Dua pekan terakhir, kalangan petani riuh menentang kebijakan impor beras, gula, dan garam yang paradoksal. Pada komoditas beras, misalnya, pemerintah berencana mengimpor 1 juta ton meski produksi beras nasional 2019-2020 surplus, sementara produksi tahun 2021 diperkirakan baik. Volume impor gula juga dianggap berlebihan, sementara kuota impor garam dinaikkan ketika garam produksi petambak dalam negeri menumpuk tak terserap sejak 2019.

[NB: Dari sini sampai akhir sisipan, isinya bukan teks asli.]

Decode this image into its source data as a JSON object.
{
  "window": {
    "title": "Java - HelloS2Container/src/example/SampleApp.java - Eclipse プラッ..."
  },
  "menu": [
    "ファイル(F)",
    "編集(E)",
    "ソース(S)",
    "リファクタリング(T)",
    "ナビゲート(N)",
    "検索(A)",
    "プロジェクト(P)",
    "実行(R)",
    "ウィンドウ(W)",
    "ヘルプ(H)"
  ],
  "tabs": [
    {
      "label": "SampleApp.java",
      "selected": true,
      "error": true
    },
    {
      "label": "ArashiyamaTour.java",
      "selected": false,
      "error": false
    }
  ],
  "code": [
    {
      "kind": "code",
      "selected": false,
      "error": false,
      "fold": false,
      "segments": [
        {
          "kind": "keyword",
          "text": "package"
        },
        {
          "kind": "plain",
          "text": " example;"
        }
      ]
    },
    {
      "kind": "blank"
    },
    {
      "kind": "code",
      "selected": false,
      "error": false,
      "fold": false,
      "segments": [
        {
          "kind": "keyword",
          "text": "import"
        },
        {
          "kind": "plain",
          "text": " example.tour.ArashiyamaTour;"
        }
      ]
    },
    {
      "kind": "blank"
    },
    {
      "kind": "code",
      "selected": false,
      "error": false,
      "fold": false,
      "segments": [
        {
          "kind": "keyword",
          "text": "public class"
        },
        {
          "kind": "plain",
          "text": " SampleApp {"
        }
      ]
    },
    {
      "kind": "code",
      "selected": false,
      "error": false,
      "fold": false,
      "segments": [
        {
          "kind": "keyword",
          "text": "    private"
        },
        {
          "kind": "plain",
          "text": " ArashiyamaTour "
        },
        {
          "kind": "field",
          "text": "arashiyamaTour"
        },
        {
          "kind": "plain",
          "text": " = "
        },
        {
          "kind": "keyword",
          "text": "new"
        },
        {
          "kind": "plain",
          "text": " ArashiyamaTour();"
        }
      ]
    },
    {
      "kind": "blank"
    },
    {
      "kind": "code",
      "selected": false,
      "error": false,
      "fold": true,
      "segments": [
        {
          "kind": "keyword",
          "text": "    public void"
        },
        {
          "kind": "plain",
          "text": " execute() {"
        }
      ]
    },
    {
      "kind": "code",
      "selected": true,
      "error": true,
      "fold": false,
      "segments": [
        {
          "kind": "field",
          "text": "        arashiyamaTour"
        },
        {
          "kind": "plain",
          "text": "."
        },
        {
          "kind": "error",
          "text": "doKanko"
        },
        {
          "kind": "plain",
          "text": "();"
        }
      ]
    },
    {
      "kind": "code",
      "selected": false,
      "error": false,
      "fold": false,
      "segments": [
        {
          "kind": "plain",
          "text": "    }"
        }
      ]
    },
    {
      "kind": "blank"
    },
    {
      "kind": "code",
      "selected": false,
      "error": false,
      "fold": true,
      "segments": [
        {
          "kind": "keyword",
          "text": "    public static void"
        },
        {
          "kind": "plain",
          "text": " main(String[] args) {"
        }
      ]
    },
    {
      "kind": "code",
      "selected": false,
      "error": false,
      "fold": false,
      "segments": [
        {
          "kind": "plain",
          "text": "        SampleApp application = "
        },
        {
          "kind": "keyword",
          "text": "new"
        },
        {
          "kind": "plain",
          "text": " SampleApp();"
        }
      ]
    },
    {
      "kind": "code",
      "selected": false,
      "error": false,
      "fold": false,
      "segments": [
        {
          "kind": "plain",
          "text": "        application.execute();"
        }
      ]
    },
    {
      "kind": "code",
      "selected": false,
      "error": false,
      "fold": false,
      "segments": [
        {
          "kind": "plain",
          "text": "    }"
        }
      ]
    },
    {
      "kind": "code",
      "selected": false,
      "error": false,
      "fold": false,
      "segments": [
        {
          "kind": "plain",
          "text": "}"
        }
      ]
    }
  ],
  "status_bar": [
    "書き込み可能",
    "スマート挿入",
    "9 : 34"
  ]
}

Alasan pemerintah adalah mengamankan cadangan (iron stock) beras, mengantisipasi kenaikan permintaan gula menjelang Ramadhan dan Lebaran, serta memenuhi kebutuhan garam industri yang naik. Logika publik selama ini, jika produksi dalam negeri cukup dan bahkan surplus, kenapa mesti impor? Faktor harga yang lebih murah barangkali jadi pertimbangan. Namun, apakah pemerintah menghitung dampak impor terhadap motivasi petani? Apakah mereka akan tetap semangat berproduksi jika hasil panen tahun lalu bahkan belum terserap?
Cerita petambak garam Jawa Timur menggambarkan kegetiran itu. Produksi garam tahun lalu tak sesuai harapan. Penyebabnya beragam, tetapi salah satunya karena kegairahan petambak yang merosot, terutama karena daya serap pasar rendah. Betapa tidak, produksi tahun 2019 belum terserap meski mutunya memenuhi syarat garam industri.

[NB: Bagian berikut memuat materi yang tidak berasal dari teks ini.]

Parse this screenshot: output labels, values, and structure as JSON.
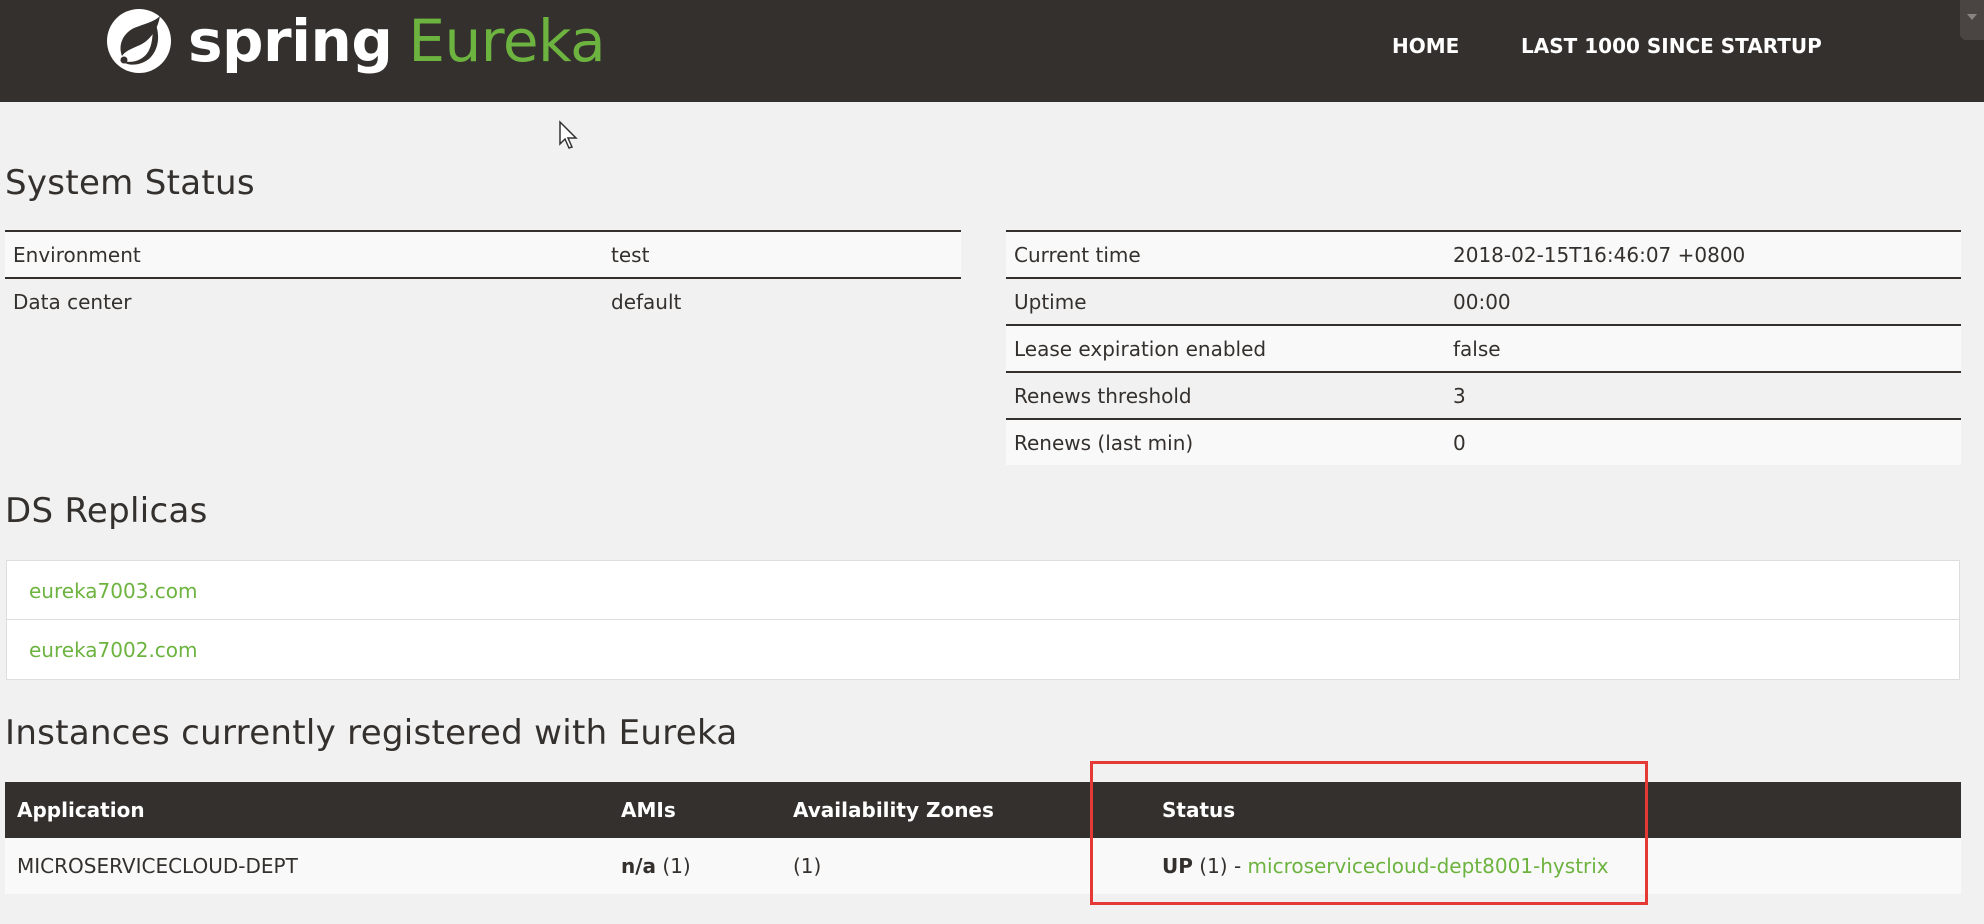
{
  "header": {
    "brand": {
      "spring": "spring",
      "eureka": "Eureka"
    },
    "nav": {
      "home": "HOME",
      "last": "LAST 1000 SINCE STARTUP"
    }
  },
  "system_status": {
    "title": "System Status",
    "left": [
      {
        "label": "Environment",
        "value": "test"
      },
      {
        "label": "Data center",
        "value": "default"
      }
    ],
    "right": [
      {
        "label": "Current time",
        "value": "2018-02-15T16:46:07 +0800"
      },
      {
        "label": "Uptime",
        "value": "00:00"
      },
      {
        "label": "Lease expiration enabled",
        "value": "false"
      },
      {
        "label": "Renews threshold",
        "value": "3"
      },
      {
        "label": "Renews (last min)",
        "value": "0"
      }
    ]
  },
  "replicas": {
    "title": "DS Replicas",
    "items": [
      "eureka7003.com",
      "eureka7002.com"
    ]
  },
  "instances": {
    "title": "Instances currently registered with Eureka",
    "columns": [
      "Application",
      "AMIs",
      "Availability Zones",
      "Status"
    ],
    "rows": [
      {
        "application": "MICROSERVICECLOUD-DEPT",
        "amis_bold": "n/a",
        "amis_count": "(1)",
        "zones": "(1)",
        "status_bold": "UP",
        "status_count": "(1) -",
        "status_link": "microservicecloud-dept8001-hystrix"
      }
    ]
  },
  "colors": {
    "header_bg": "#34302d",
    "brand_green": "#6db33f",
    "highlight": "#e53935"
  }
}
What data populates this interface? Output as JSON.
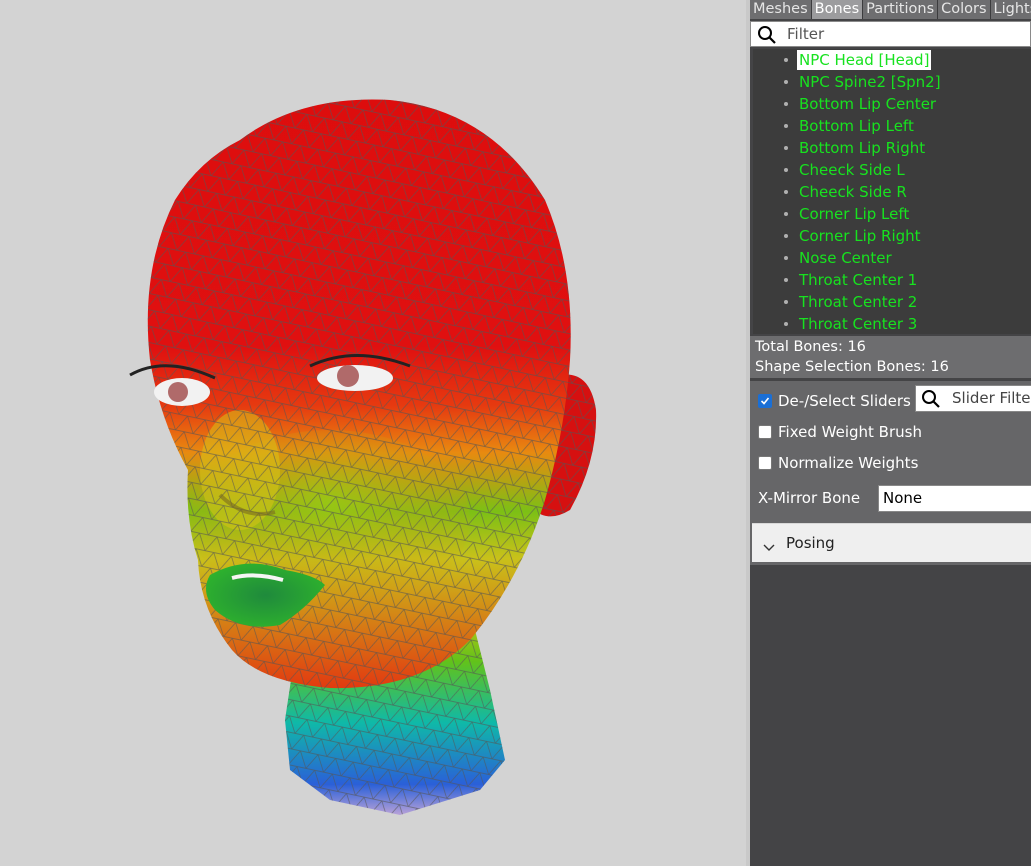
{
  "tabs": [
    "Meshes",
    "Bones",
    "Partitions",
    "Colors",
    "Lights"
  ],
  "active_tab": "Bones",
  "bone_filter": {
    "placeholder": "Filter",
    "icon": "search-icon"
  },
  "bones": [
    "NPC Head [Head]",
    "NPC Spine2 [Spn2]",
    "Bottom Lip Center",
    "Bottom Lip Left",
    "Bottom Lip Right",
    "Cheeck Side L",
    "Cheeck Side R",
    "Corner Lip Left",
    "Corner Lip Right",
    "Nose Center",
    "Throat Center 1",
    "Throat Center 2",
    "Throat Center 3"
  ],
  "selected_bone": "NPC Head [Head]",
  "stats": {
    "total_bones": "Total Bones: 16",
    "shape_selection_bones": "Shape Selection Bones: 16"
  },
  "options": {
    "deselect_sliders": {
      "label": "De-/Select Sliders",
      "checked": true
    },
    "fixed_weight_brush": {
      "label": "Fixed Weight Brush",
      "checked": false
    },
    "normalize_weights": {
      "label": "Normalize Weights",
      "checked": false
    },
    "slider_filter": {
      "placeholder": "Slider Filter"
    },
    "x_mirror_bone": {
      "label": "X-Mirror Bone",
      "value": "None"
    }
  },
  "posing": {
    "label": "Posing"
  },
  "colors": {
    "bone_text": "#17e21f",
    "panel_bg": "#444446",
    "viewport_bg": "#d3d3d3",
    "checkbox_accent": "#1a6fd6"
  }
}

Jika Anda pedagang dan dagangan Anda tak diminati pembeli, apa yang Anda lakukan? Pilihannya, jika tidak beralih ke barang dagangan yang lebih diminati konsumen, biasanya pedagang akan menutup toko dan banting setir keluar sektor perdagangan. Demikian halnya petani. Problemnya, barang yang diproduksi petani tak hanya bernilai ekonomi, tetapi sekaligus bernilai sosial dan politik.

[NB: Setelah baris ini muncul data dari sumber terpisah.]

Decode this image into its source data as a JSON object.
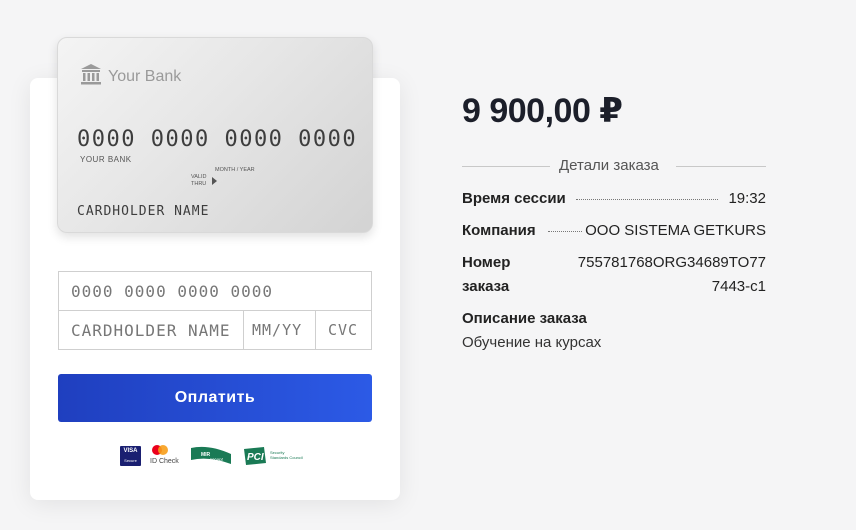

Dengan mempertimbangkan segenap risiko yang semakin kompleks, upaya memperkokoh kemandirian pangan merupakan pilihan yang bijak. Segenap ketidakpastian, baik karena faktor iklim, geopolitik, spekulasi di bursa komoditas, maupun gangguan perdagangan, membuat pemenuhan pangan menjadi semakin rentan di masa depan. Situasi ini yang membuat ketergantungan pada pangan impor akan semakin berisiko dibandingkan di masa-masa sebelumnya.
Oleh karena itu, importasi pangan karena alasan menstabilkan harga di tingkat konsumen atau menekan inflasi tak bisa serampangan agar tidak mematikan usaha dan motivasi petani di dalam negeri. Kebijakan pangan murah bisa jadi candu yang mematikan dalam jangka panjang.